Луиза встала и подошла к буфету — главному предмету мебели в ее гостиной. Вынув из ящика альбом, она положила его на стол и принялась листать, слюня палец. Найдя то, что искала, она подала альбом Эндрю:
— Вот ваш Ортис в 1977 году. Ему было уже за сорок — многовато, чтобы управлять более крупными самолетами, чем в береговой охране. Кадровый офицер, не достигший больших высот. Согласно выводам следствия, которые я нашла в архивах Национальной комиссии по исчезновению людей, он был командиром экипажа в нескольких «рейсах смерти». Из его самолета молодых мужчин и женщин, иногда совсем еще детей, сбрасывали живьем в воды Ла-Платы.
Глядя на фотографию горделиво позирующего офицера, Эндрю поморщился от отвращения.

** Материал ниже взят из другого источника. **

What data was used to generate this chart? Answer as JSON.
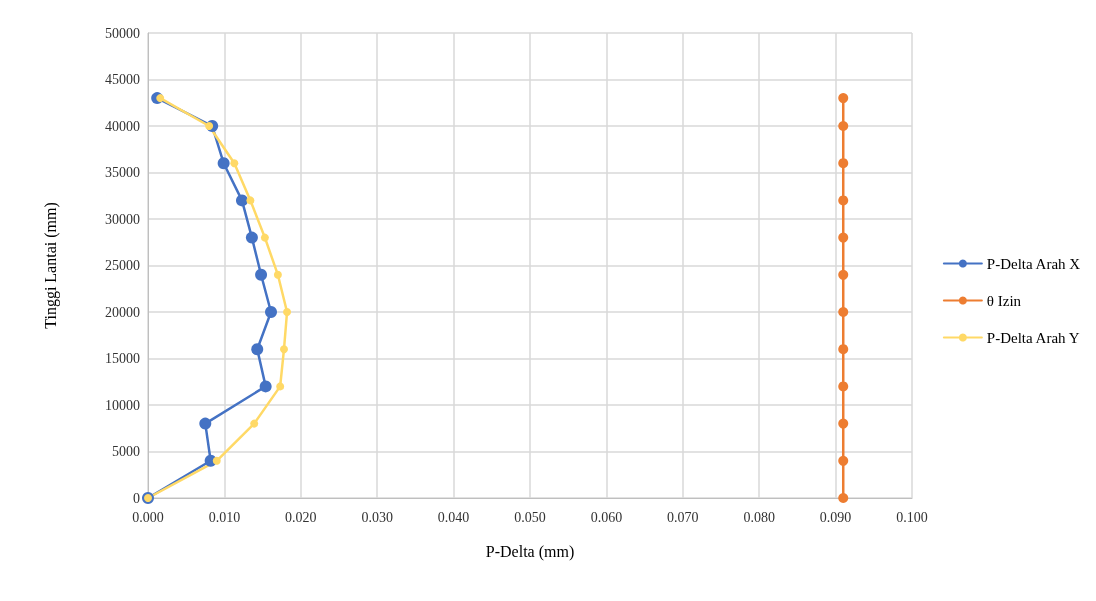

— Он не подчинялся начальнику ЭСМА Массере. Наверное, это и помогло ему проскочить через сито в те годы, когда существовала опасность ареста. Командиром Ортиса был начальник береговой охраны Гектор Фебрес. Одновременно Фебрес возглавлял разведку ЭСМА, в его распоряжении находился сектор четыре с несколькими пыточными камерами и родильным отделением. «Родильное отделение» — слишком пышное название для этой клетки площадью в несколько квадратных метров, где роженицы производили на свет потомство, как животные. Хуже, чем животные: им натягивали на головы джутовые мешки. Фебрес заставлял женщин подписывать просьбу к родным позаботиться о ребенке на время их заключения. Дальнейшее вам известно. А теперь, сеньор Стилмен, слушайте меня внимательно, ибо если вам действительно нужна моя помощь, то нам с вами нужно будет кое о чем сразу договориться.
Эндрю налил Луизе лимонаду, она залпом осушила стакан и со стуком поставила его на стол.
— Весьма вероятно, что Ортис за оказанные им услуги получил награду — одного из таких детей.
— И весьма вероятно, что вам об этом достоверно известно?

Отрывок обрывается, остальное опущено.